Parasites can cause major economic and social impacts worldwide in both humans and animals. High levels of infestation can lead to detrimental effects on their host, leading to undesired outcomes including loss of condition, reduced performance, poor welfare and increased risk of disease and illness. In order to suppress parasite infection and transmission, novel techniques and drugs must constantly be explored to expand our knowledge and reduce the spread and infection of parasites both in animals and humans.
There are several different procedures to ascertain vital information on parasite infestation in humans and animals. The gold standard technique of faecal egg counting is frequently employed to quantify the number of parasite eggs within a pre-processed sample using a microscope, allowing both veterinarians and farmers to know the extent of infestation on a individual and herd basis and provide suitable treatment programmes.
Increasing levels of anthelmintic resistance is constantly being reported across multiple anthelmintics in current practise. The ability to accurately index parasite motility is key when exploring new potential drugs to fight against and reduce anthelmintic resistance. Therefore, we are at a critical stage where we must continue to explore novel drugs to slow down this rate of resistance.

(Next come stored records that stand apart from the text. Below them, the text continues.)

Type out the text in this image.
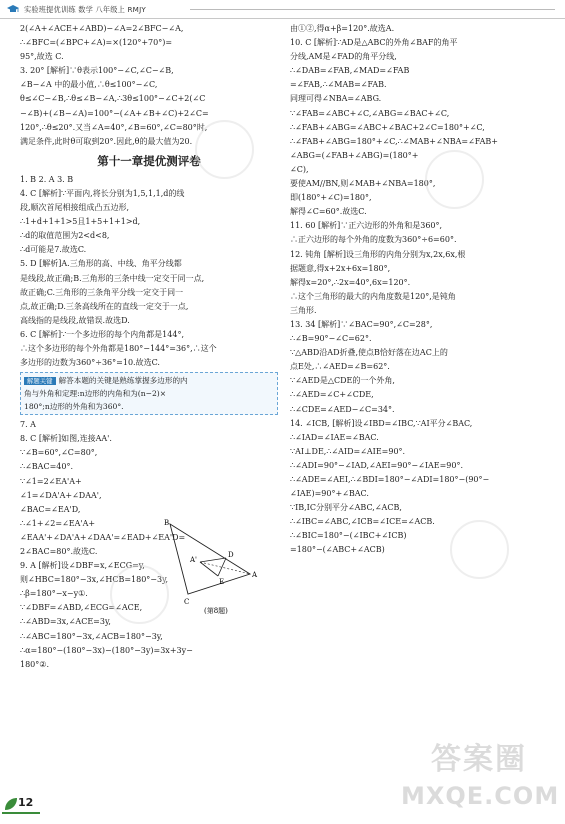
实验班提优训练 数学 八年级上 RMJY
2(∠A+∠ACE+∠ABD)−∠A=2∠BFC−∠A,
∴∠BFC=(∠BPC+∠A)=×(120°+70°)=
95°,故选 C.
3. 20° [解析]∵θ表示100°−∠C,∠C−∠B,
∠B−∠A 中的最小值,∴θ≤100°−∠C,
θ≤∠C−∠B,∴θ≤∠B−∠A,∴3θ≤100°−∠C+2(∠C
−∠B)+(∠B−∠A)=100°−(∠A+∠B+∠C)+2∠C=
120°,∴θ≤20°.又当∠A=40°,∠B=60°,∠C=80°时,
满足条件,此时θ可取到20°.因此,θ的最大值为20.
第十一章提优测评卷
1. B 2. A 3. B
4. C [解析]∵平面内,将长分别为1,5,1,1,d的线
段,顺次首尾相接组成凸五边形,
∴1+d+1+1>5且1+5+1+1>d,
∴d的取值范围为2<d<8,
∴d可能是7.故选C.
5. D [解析]A.三角形的高、中线、角平分线都
是线段,故正确;B.三角形的三条中线一定交于同一点,
故正确;C.三角形的三条角平分线一定交于同一
点,故正确;D.三条高线所在的直线一定交于一点,
高线指的是线段,故错误.故选D.
6. C [解析]∵一个多边形的每个内角都是144°,
∴这个多边形的每个外角都是180°−144°=36°,∴这个
多边形的边数为360°÷36°=10.故选C.
解题关键 解答本题的关键是熟练掌握多边形的内
角与外角和定理:n边形的内角和为(n−2)×
180°;n边形的外角和为360°.
7. A
8. C [解析]如图,连接AA'.
∵∠B=60°,∠C=80°,
∴∠BAC=40°.
∵∠1=2∠EA'A+
∠1=∠DA'A+∠DAA',
∠BAC=∠EA'D,
∴∠1+∠2=∠EA'A+
∠EAA'+∠DA'A+∠DAA'=∠EAD+∠EA'D=
2∠BAC=80°.故选C.
9. A [解析]设∠DBF=x,∠ECG=y,
则∠HBC=180°−3x,∠HCB=180°−3y,
∴β=180°−x−y①.
∵∠DBF=∠ABD,∠ECG=∠ACE,
∴∠ABD=3x,∠ACE=3y,
∴∠ABC=180°−3x,∠ACB=180°−3y,
∴α=180°−(180°−3x)−(180°−3y)=3x+3y−
180°②.
B
A
C
A'
D
E
(第8题)
由①②,得α+β=120°.故选A.
10. C [解析]∵AD是△ABC的外角∠BAF的角平
分线,AM是∠FAD的角平分线,
∴∠DAB=∠FAB,∠MAD=∠FAB
=∠FAB,∴∠MAB=∠FAB.
同理可得∠NBA=∠ABG.
∵∠FAB=∠ABC+∠C,∠ABG=∠BAC+∠C,
∴∠FAB+∠ABG=∠ABC+∠BAC+2∠C=180°+∠C,
∴∠FAB+∠ABG=180°+∠C,∴∠MAB+∠NBA=∠FAB+
∠ABG=(∠FAB+∠ABG)=(180°+
∠C),
要使AM//BN,则∠MAB+∠NBA=180°,
即(180°+∠C)=180°,
解得∠C=60°.故选C.
11. 60 [解析]∵正六边形的外角和是360°,
∴正六边形的每个外角的度数为360°÷6=60°.
12. 钝角 [解析]设三角形的内角分别为x,2x,6x,根
据题意,得x+2x+6x=180°,
解得x=20°,∴2x=40°,6x=120°.
∴这个三角形的最大的内角度数是120°,是钝角
三角形.
13. 34 [解析]∵∠BAC=90°,∠C=28°,
∴∠B=90°−∠C=62°.
∵△ABD沿AD折叠,使点B恰好落在边AC上的
点E处,∴∠AED=∠B=62°.
∵∠AED是△CDE的一个外角,
∴∠AED=∠C+∠CDE,
∴∠CDE=∠AED−∠C=34°.
14. ∠ICB, [解析]设∠IBD=∠IBC,∵AI平分∠BAC,
∴∠IAD=∠IAE=∠BAC.
∵AI⊥DE,∴∠AID=∠AIE=90°.
∴∠ADI=90°−∠IAD,∠AEI=90°−∠IAE=90°.
∴∠ADE=∠AEI,∴∠BDI=180°−∠ADI=180°−(90°−
∠IAE)=90°+∠BAC.
∵IB,IC分别平分∠ABC,∠ACB,
∴∠IBC=∠ABC,∠ICB=∠ICE=∠ACB.
∴∠BIC=180°−(∠IBC+∠ICB)
=180°−(∠ABC+∠ACB)
答案圈
MXQE.COM
12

Automating both these processes will not only increase speed of diagnosis and drug discovery pipelines, but also improve overall accuracy and validity of experiments, resulting in greater chance of reproducibility. Therefore, automating both faecal egg counting, and parasite motility will:
- Reduce current day limitations
- Facilitate to reduce anthelmintic resistance
- Increase accuracy and reproducibility
In response, Agxio have created Chiron, an automated image and video classification software with built in pre-determined models and configurable parameters. Chiron can automatically identify and quantify the number of eggs present, automating the current gold standard technique. It will also automatically index parasite motility by detecting and analysing movement between frames, and labelling each video with a motility index value. The results obtained will be extracted and generated into a simple report for quick interpretation of your parasite samples which are stored and easily retrieved from an online library database.